Plaintiff, Appellant

Plaintiff

Defendant, Appellee

Cheongnam-do budget chief of the budget

Judgment of the lower court

Daejeon High Court Decision 96Gu2833 delivered on March 28, 1997

Text

The part of the judgment of the court below concerning the designation and disposition of land substitution as of December 21, 1991 and the claim for nullification and revocation of each disposition of land substitution as of April 4, 1996 is reversed, and this part of the case is remanded to the Daejeon High Court. The remaining appeal by the plaintiff is dismissed. The costs of appeal as to the appeal to the Supreme Court are assessed against the plaintiff.

Reasons

The grounds of appeal are examined (to the extent of supplement in case of supplemental appellate briefs not timely filed).

1. Summary of the reasoning of the judgment below

A. The facts acknowledged by the court below are as follows.

The Defendant prepared a land substitution plan for the implementation of the land substitution project in this case, and made it public from September 27, 191 to October 10 of the same year, and then made an application for authorization to the Chungcheongnam-do Governor, along with the Defendant’s own opinion, to reflect some of the landowners who raised an objection during the process of public inspection and their opinions in the land substitution plan.

On December 7, 197 of the same year, the Cheongnam-do Governor authorized the amendment of the land substitution plan in accordance with the Defendant’s partial opinion, and other matters to be dealt with in accordance with the original land substitution plan. Accordingly, the Defendant partially revised the original land substitution plan and subsequently, the location of the land substitution for the instant land owned by the Plaintiff was 10m higher than at the time of the public inspection.
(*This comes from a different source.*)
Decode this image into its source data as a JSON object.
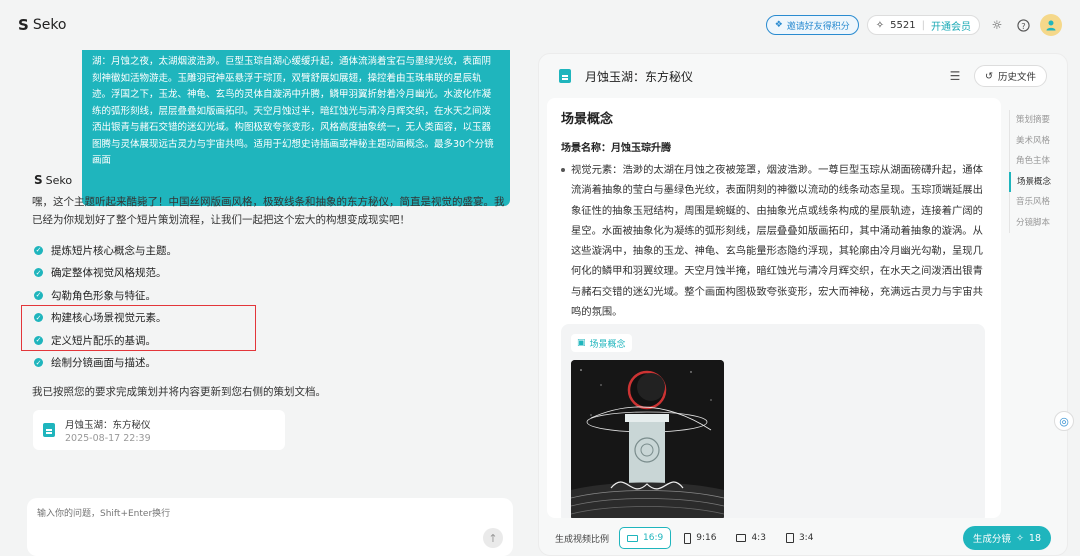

Around December 21, 1991, the Defendant issued a public notice of the "Land Readjustment Project and Land Substitution Plan and Land Substitution Plan" as of April 4, 1996 when the construction work was not completed, and notified the Plaintiff on May 20 of the same year. However, on September 6 of the same year, the Defendant issued a public notice of the completion of construction work following the public inspection of the documents related to the construction work, and issued a land substitution disposition only by giving the land owners a notice of the confirmation of land substitution and notification of the confirmation of land substitution.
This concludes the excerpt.